私にとってはかなり我慢強く待ったつもりだったが、とりあえず、目を瞑ったままで言ってみた。
「また……『ウソです』とは言わぬだろうな」
「い、言いませんよ!」
即答だ。それは良かった。
「でも」
「……でも?」
「は……鼻が当たっちゃうし、前のめりになったら、何だか滑りそうで」
とうとう私は、堪えきれずに目を開き、珍しく恐縮しているおまえの姿を見て苦笑した。なるほど、私が執務机に腰掛けるように座って脚を前へ突き出している格好になっているので、おまえはそこから前へは踏み出せないらしい。それこそ、私に抱きつくようにしなければ到底私の唇へは届かないだろう。それに、真っ当に向かえば、当然、鼻をぶつけてしまうに違いない。
ならば。
「こうすれば良い」
顔を前に突き出すと私は、それを少し傾けてみせて、おまえに見本を示した。だがそうして見せはしたものの……すんでのところでおまえの唇に接するところだった。私の顔が目前に迫って、おまえが目をむいている。私としたことが……もう少しで本当にしそうになってしまった。
慌てて引こうとしたそのとき。
「……そのまま、してくださっても良かったのに」
そう呟いたおまえの言い草には笑わされた。
「それではおまえの望む褒美にならぬではないか」
「それは……そうですけど」
少しだけ悔しそうな顔をするのが、何とも愛しくておまえを見つめてしまった。そしておまえもまた私を見つめ、囁いた。

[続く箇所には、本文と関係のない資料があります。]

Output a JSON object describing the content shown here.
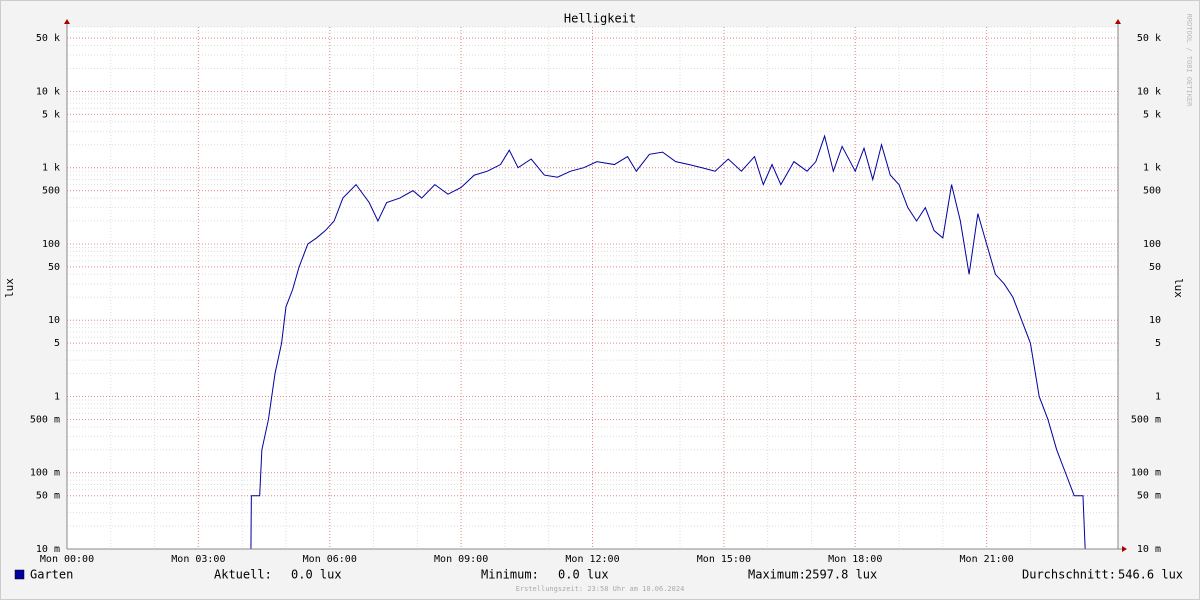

「だからジュリアス様……私、美しくもないし賢くもないし優しくもないし」
私も返した。
「だからアンジェリーク……私は、おまえがそうだとはひとことも言っていない」
そう言いつつ私は、ゆっくりと身を引いたが、その代わり、おまえの手を取った。
「おまえは美しく、賢く、優しい……確かに少々不作法だがな」
「ジュリアス……さま」
微かに唇をすぼめて見せたけれど、おまえももはや抵抗することなく、より私の側へと進み出た。
「今このとき、私はおまえのもの」おまえの手の指先に、今は私が口づけつつ言う。「おまえの願い事を叶えるためであれば、私のどこに触れていようと構わぬ、おまえの好きにするがいい」
そう言っておまえの手を解放する。そうするとおまえは、言われるがままに私の腕から肩、そして首へと腕を回して抱きつくようにすると、私の頭を下げさせた。
目を閉じる。
程なくして私の唇に温かなものが触れ、やがて少し強めに押しつけられた。
それは、もどかしくなるほど幼い口づけだった。